Talk Summary - Sean Otto, Director of Analytics at AES - How AES Went from Zero to 50 Deployed Models in Two Years
In his talk, Sean Otto shared a story that captures what I am seeing across the industry - an explosion of AI & ML applications. Sean explained that “AES is the 5th largest producer of renewable energy globally outside of China. Over 70% of what we generate is renewable.” And the applications at AES are quite diverse, a sign that AI & ML are gaining traction across organizations within model-driven companies.
To emphasize this point, let’s look at the variety of applications across AES.
Predictive Maintenance in Power Generation
AES has health reliability indices for their wind farms in a dashboard GUI that updates daily. Reliability engineers use it to know where to start to be more efficient. When you have 75 turbines to deal with, a pointer really helps. In addition to wind farms, AES has over 200 solar plants. Some are in snowy areas. A model called the “snow detection model” is used to determine if energy output variances might be due to snow on the panels.
Hydrology Power Optimization
AES used AI & ML to answer critical business questions around power production. What are inflows expected to bring and how does that compare to similar plants? How do we effectively dispatch in real time and project a day ahead?
Power Grid Infrastructure Threats
When you have a million smart meters, you have to turn some over everyday, much like you would hardware in a large data center.

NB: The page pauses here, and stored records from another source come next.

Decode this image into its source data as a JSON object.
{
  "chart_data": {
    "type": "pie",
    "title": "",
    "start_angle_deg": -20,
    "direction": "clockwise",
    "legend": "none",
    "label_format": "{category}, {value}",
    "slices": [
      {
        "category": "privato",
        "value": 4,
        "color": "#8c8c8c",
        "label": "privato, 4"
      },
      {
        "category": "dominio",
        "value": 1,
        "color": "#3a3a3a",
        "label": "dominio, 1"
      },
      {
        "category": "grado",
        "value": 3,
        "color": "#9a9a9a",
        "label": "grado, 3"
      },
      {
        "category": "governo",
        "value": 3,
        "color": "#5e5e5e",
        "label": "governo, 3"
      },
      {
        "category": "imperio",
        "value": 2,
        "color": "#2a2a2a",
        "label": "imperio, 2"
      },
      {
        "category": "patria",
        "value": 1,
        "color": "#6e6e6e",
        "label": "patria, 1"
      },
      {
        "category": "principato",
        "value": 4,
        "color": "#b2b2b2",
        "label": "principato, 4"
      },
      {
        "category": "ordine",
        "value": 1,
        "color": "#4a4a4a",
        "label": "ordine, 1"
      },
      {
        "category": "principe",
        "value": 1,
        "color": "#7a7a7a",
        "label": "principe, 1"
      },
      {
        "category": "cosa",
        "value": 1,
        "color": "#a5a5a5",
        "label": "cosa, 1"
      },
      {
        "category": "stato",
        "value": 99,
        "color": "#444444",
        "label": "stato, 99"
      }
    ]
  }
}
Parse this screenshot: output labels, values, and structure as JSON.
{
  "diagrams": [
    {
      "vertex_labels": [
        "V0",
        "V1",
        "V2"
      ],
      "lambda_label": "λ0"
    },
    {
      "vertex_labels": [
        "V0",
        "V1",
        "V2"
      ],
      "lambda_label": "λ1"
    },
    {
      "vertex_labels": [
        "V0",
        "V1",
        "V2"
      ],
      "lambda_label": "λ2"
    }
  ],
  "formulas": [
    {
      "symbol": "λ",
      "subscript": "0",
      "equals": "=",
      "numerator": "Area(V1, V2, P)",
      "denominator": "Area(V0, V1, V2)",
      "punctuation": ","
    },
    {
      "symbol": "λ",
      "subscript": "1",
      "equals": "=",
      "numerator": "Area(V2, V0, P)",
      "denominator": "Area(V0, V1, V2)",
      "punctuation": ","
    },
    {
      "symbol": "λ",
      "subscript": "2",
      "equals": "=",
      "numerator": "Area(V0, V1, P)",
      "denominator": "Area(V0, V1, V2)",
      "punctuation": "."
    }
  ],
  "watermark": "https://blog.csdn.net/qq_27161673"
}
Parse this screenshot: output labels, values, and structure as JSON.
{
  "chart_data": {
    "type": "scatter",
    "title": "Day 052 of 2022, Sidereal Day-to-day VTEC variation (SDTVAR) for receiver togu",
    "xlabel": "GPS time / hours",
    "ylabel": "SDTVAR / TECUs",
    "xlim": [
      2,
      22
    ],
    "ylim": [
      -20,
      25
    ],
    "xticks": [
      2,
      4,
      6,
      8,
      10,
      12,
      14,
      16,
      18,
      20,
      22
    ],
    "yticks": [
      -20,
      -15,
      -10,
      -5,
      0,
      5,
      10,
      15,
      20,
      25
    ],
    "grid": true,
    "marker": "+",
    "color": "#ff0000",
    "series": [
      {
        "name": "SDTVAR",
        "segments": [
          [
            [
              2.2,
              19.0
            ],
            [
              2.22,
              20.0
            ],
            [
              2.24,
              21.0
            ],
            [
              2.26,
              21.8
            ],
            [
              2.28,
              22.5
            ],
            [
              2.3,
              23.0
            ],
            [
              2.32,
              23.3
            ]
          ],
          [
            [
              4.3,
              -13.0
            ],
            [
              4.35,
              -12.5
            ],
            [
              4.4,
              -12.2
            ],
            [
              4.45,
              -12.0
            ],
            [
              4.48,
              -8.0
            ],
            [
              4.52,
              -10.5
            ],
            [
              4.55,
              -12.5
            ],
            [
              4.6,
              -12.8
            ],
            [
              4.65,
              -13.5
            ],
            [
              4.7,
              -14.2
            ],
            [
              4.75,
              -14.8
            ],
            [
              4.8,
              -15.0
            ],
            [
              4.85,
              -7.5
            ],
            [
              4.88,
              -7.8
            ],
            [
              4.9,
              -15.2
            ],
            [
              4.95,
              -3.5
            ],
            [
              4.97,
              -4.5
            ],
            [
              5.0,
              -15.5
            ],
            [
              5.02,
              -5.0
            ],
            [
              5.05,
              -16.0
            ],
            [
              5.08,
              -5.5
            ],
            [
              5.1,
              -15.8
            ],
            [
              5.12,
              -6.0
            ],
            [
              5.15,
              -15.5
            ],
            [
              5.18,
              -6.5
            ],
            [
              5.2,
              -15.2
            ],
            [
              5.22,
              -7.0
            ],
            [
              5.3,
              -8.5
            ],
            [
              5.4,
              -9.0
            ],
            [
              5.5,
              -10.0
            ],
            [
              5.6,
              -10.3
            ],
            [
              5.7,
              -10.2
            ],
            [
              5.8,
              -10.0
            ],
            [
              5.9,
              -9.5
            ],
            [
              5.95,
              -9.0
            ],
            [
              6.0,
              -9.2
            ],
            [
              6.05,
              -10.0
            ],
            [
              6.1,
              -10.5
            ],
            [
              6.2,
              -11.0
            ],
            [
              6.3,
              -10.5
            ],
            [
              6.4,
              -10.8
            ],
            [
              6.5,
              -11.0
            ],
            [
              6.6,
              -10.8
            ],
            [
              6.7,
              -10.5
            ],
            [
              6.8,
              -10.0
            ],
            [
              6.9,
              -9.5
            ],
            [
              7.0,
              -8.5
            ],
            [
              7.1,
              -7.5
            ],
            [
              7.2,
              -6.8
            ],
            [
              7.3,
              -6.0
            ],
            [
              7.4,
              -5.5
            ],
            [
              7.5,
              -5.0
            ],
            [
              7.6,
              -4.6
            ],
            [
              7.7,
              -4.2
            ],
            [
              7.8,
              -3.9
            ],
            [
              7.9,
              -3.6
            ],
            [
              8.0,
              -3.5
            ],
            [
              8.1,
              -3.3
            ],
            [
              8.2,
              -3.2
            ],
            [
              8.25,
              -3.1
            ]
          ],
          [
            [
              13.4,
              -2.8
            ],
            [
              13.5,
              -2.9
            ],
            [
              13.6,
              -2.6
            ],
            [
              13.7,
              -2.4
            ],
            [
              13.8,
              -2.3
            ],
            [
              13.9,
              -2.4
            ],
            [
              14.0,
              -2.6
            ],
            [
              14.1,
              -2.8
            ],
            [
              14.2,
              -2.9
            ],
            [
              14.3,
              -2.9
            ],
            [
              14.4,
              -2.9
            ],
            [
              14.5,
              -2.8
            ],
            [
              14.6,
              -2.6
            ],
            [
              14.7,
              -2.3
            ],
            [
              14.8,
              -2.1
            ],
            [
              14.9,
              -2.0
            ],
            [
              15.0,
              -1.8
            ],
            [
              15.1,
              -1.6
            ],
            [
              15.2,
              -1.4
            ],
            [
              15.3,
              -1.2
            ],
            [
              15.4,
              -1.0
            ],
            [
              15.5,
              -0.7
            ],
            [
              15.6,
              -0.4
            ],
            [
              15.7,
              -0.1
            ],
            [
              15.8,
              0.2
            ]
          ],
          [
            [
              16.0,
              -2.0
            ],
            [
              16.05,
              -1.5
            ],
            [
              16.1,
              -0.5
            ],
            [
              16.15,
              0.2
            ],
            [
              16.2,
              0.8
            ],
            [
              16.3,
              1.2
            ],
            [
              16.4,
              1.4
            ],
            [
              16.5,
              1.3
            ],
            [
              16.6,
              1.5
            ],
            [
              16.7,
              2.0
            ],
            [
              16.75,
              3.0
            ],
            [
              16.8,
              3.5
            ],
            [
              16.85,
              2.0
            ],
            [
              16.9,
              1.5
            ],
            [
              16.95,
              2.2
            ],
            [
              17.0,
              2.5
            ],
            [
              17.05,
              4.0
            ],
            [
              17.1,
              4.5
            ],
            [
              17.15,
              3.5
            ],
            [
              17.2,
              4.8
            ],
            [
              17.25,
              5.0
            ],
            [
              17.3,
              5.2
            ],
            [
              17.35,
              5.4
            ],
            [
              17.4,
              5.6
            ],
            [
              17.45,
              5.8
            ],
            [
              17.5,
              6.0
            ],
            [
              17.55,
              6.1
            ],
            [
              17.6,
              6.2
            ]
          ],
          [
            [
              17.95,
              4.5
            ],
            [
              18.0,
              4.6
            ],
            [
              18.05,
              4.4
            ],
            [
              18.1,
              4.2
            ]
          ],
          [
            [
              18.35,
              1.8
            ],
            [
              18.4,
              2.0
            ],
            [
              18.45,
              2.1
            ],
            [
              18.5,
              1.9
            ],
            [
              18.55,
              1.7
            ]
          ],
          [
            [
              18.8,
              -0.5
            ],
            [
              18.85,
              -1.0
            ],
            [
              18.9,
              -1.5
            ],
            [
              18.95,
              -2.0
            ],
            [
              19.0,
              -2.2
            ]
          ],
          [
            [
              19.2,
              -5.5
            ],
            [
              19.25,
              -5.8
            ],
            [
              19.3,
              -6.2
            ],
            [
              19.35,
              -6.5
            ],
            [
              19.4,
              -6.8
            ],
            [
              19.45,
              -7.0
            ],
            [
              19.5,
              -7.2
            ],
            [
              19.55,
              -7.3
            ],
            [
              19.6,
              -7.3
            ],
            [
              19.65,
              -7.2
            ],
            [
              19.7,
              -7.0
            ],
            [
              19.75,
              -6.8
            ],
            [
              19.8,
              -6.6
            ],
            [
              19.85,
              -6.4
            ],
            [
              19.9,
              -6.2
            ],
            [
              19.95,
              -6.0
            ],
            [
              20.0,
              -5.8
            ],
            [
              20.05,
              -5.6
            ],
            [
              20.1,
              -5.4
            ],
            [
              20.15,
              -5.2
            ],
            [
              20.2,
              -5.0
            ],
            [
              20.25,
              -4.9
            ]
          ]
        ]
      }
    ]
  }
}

Outage forecasting becomes a must-have. Time to restoration of service is also an important metric to estimate with AI & ML.
AES leverages optimization and forecast models. They’ve deployed a stochastic model to identify when fuels should arrive throughout the year and how that affects forecasted supply and demand.
Analytical leaders should be aware that the pace of models in production is picking up. They can watch the two talks referenced here for some inside baseball on how this is happening. They can also go to the Domino customer stories page for even more sources of inspiration and competitive anxiety. A key takeaway for leaders is that enabling knowledge transfer between employees and organizations is a key to scaling your data science initiatives. Citizen data science should look more like upskilling data experts to Jr Data Scientists than giving them black-box, drag-and-drop AI tools.
Keras and other deep learning APIs are moving in the direction of automation and abstraction of model and pipeline components which will make transfer learning and model deploying much easier in the future. This will also facilitate collaboration and knowledge sharing between humans building AI solutions.
Everyone should be, and probably is already painfully, aware of the fact that nothing is constant in data science except for change. New deep net architectures created/modified in the last 5 years have opened up a new world of solutions. All signs point to that trend of architecture creation continuing. The two interesting talks reviewed here point to a future world where large, broad models capture immense amounts of information about the problem we’re trying to solve. This means there will be a lot of transfer learning and training of the final layers of deep nets with these pre-trained mega-models as the engine under the hood.
All three themes have a thread of transfer learning weaving through them, making me suspect that capturing and sharing knowledge is going to be a key to analytical success in this decade for individuals, teams, and enterprises.